Croatia’s Fortenova Grupa, the successor company to Balkan food and retail giant Agrokor, issued €1.157bn in four-year bonds on September 6.
The bond sale is intended to refinance a loan, the Super-Priority Facility Agreement (SPFA), the group took out in 2017 to avoid bankruptcy. It was taken under state administration in April 2017 and restructuring deal was signed with creditors last year.
The new financing is structured as a four-year bond, with a 7.3% interest rate plus EURIBOR, with 1% floor, Fortenova said in a statement.
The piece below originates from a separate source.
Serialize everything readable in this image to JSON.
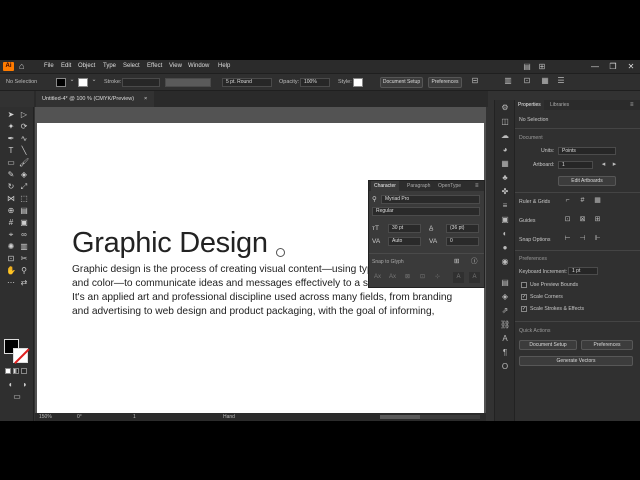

The financing was led by HPS Investment Partners in cooperation with VTB Bank, one of the company’s major creditors.
The refinancing agreement envisages the interest rate to be successively reduced as the Fortenova Group will be reducing its leverage ratio, the statement added.
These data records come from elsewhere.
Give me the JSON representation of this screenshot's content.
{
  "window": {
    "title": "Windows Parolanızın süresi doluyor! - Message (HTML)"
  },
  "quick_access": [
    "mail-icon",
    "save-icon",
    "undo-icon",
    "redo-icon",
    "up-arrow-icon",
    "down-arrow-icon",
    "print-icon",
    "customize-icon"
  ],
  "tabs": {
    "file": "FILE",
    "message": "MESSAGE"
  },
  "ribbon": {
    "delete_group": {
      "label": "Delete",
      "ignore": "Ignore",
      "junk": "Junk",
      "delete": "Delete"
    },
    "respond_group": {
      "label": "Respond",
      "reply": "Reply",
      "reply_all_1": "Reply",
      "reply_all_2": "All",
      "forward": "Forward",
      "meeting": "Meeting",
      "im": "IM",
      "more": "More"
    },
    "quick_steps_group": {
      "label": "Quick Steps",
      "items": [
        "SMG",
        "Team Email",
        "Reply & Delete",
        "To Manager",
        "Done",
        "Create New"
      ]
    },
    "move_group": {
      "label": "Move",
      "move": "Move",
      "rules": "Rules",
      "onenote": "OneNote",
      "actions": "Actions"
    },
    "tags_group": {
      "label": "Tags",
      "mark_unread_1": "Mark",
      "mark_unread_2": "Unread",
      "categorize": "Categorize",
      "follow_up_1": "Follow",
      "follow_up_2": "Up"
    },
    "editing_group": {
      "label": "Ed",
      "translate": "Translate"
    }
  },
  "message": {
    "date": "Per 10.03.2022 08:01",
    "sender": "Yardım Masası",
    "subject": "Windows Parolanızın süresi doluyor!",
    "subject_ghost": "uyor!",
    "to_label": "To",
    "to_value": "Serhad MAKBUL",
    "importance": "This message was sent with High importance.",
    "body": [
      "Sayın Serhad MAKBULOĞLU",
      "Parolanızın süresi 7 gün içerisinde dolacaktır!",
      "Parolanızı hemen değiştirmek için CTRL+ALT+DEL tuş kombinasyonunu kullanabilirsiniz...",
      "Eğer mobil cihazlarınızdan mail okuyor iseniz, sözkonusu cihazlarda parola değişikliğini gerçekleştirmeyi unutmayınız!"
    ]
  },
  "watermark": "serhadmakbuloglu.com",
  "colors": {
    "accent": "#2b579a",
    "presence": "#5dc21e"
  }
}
“By closing the new financing arrangement Fortenova Group has fully refinanced the SPFA loan and provided for its mid-term stability and long-term viability, growth and development,” commented Fortenova CEO Fabris Perusko.
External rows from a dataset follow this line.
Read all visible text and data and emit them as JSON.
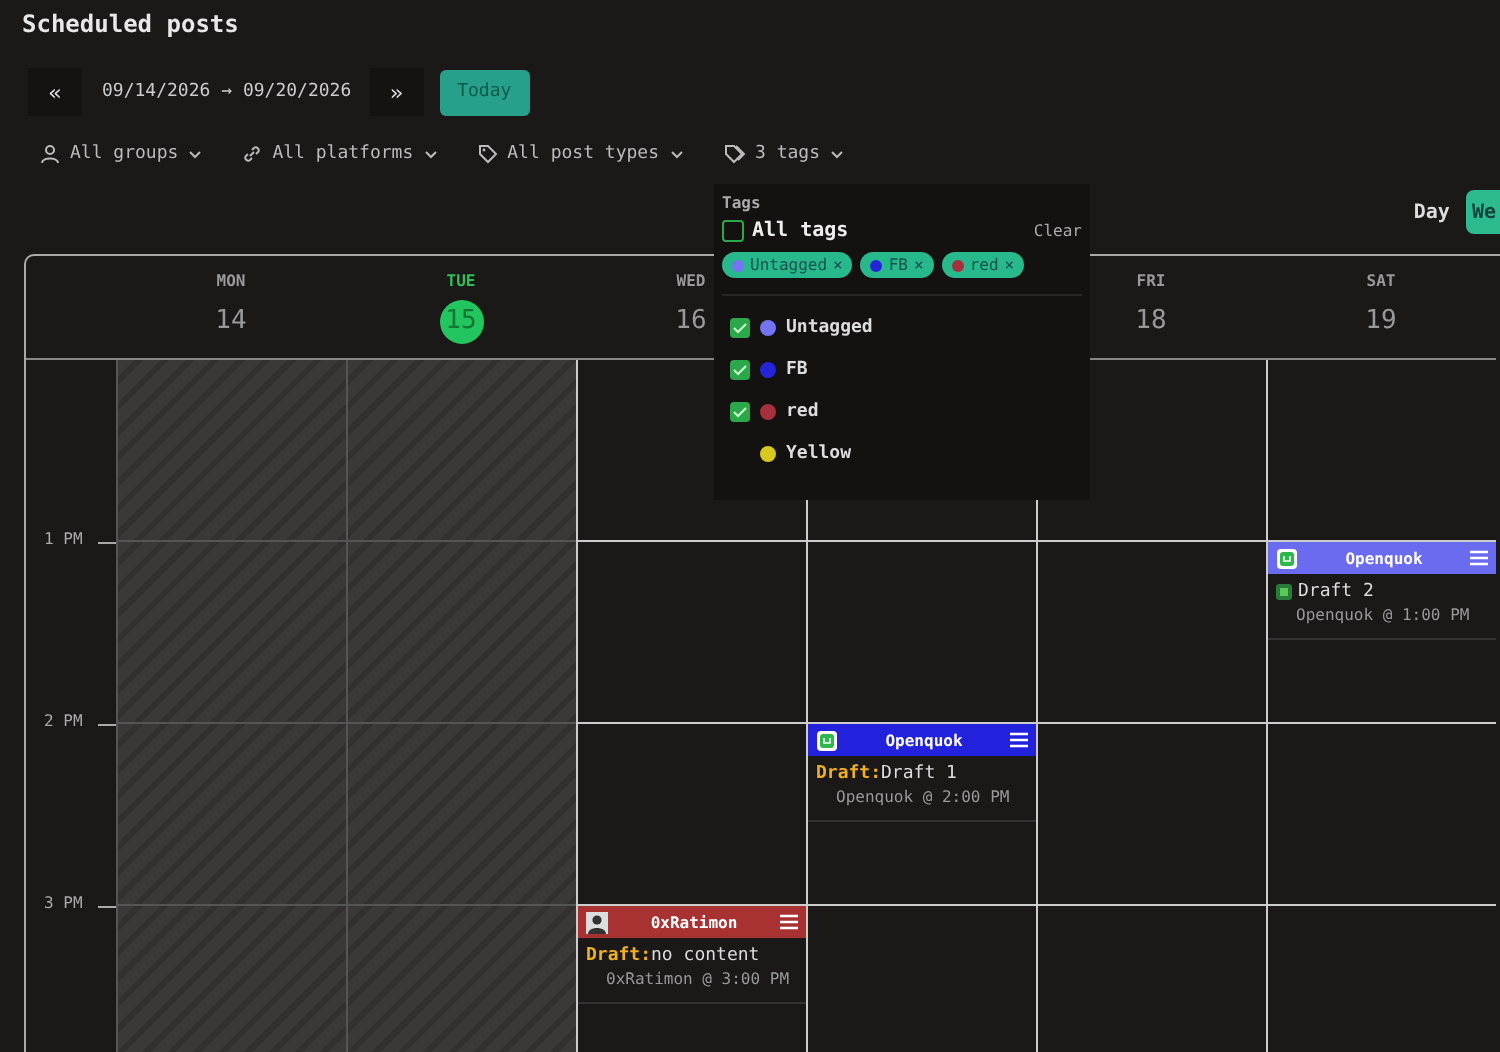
{
  "title": "Scheduled posts",
  "date_nav": {
    "prev": "«",
    "range": "09/14/2026 → 09/20/2026",
    "next": "»",
    "today": "Today"
  },
  "filters": [
    {
      "kind": "groups",
      "label": "All groups"
    },
    {
      "kind": "platforms",
      "label": "All platforms"
    },
    {
      "kind": "types",
      "label": "All post types"
    },
    {
      "kind": "tags",
      "label": "3 tags"
    }
  ],
  "view_toggle": [
    {
      "label": "Day",
      "selected": false
    },
    {
      "label": "We",
      "selected": true
    }
  ],
  "days": [
    {
      "name": "MON",
      "date": "14",
      "today": false
    },
    {
      "name": "TUE",
      "date": "15",
      "today": true
    },
    {
      "name": "WED",
      "date": "16",
      "today": false
    },
    {
      "name": "FRI",
      "date": "18",
      "today": false
    },
    {
      "name": "SAT",
      "date": "19",
      "today": false
    }
  ],
  "rows": [
    {
      "cells": [
        {
          "past": true
        },
        {
          "past": true
        },
        {
          "past": false
        },
        {
          "past": false
        },
        {
          "past": false
        },
        {
          "past": false
        }
      ]
    },
    {
      "label": "1 PM",
      "cells": [
        {
          "past": true
        },
        {
          "past": true
        },
        {
          "past": false
        },
        {
          "past": false
        },
        {
          "past": false
        },
        {
          "past": false,
          "event": {
            "kind": "preview",
            "avatar": {
              "kind": "app"
            },
            "account": "Openquok",
            "color": "#6b6bf0",
            "title": "Draft 2",
            "meta": "Openquok @ 1:00 PM"
          }
        }
      ]
    },
    {
      "label": "2 PM",
      "cells": [
        {
          "past": true
        },
        {
          "past": true
        },
        {
          "past": false
        },
        {
          "past": false,
          "event": {
            "kind": "draft",
            "avatar": {
              "kind": "app"
            },
            "account": "Openquok",
            "color": "#2222dd",
            "prefix": "Draft:",
            "title": "Draft 1",
            "meta": "Openquok @ 2:00 PM"
          }
        },
        {
          "past": false
        },
        {
          "past": false
        }
      ]
    },
    {
      "label": "3 PM",
      "cells": [
        {
          "past": true
        },
        {
          "past": true
        },
        {
          "past": false,
          "event": {
            "kind": "draft",
            "avatar": {
              "kind": "user"
            },
            "account": "0xRatimon",
            "color": "#a83232",
            "prefix": "Draft:",
            "title": "no content",
            "meta": "0xRatimon @ 3:00 PM"
          }
        },
        {
          "past": false
        },
        {
          "past": false
        },
        {
          "past": false
        }
      ]
    }
  ],
  "tag_menu": {
    "heading": "Tags",
    "all_label": "All tags",
    "all_checked": false,
    "clear": "Clear",
    "chips": [
      {
        "label": "Untagged",
        "color": "#7474f2",
        "remove": "×"
      },
      {
        "label": "FB",
        "color": "#2424d8",
        "remove": "×"
      },
      {
        "label": "red",
        "color": "#a8303c",
        "remove": "×"
      }
    ],
    "options": [
      {
        "label": "Untagged",
        "color": "#7474f2",
        "checked": true
      },
      {
        "label": "FB",
        "color": "#2424d8",
        "checked": true
      },
      {
        "label": "red",
        "color": "#a8303c",
        "checked": true
      },
      {
        "label": "Yellow",
        "color": "#d8c81e",
        "checked": false
      }
    ]
  }
}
“We would like to thank all shareholders who have recognised and supported the process that is in the interest of all stakeholders. Fortenova Group is now entering a new stage of operations focusing on profitability increase, efficiency improvements and value creation for all stakeholders.”
The Agrokor temporary creditors council approved the refinancing on September 4. The guarantee had support from representatives of Agrokor’s financial creditors, while representatives of its suppliers voted against.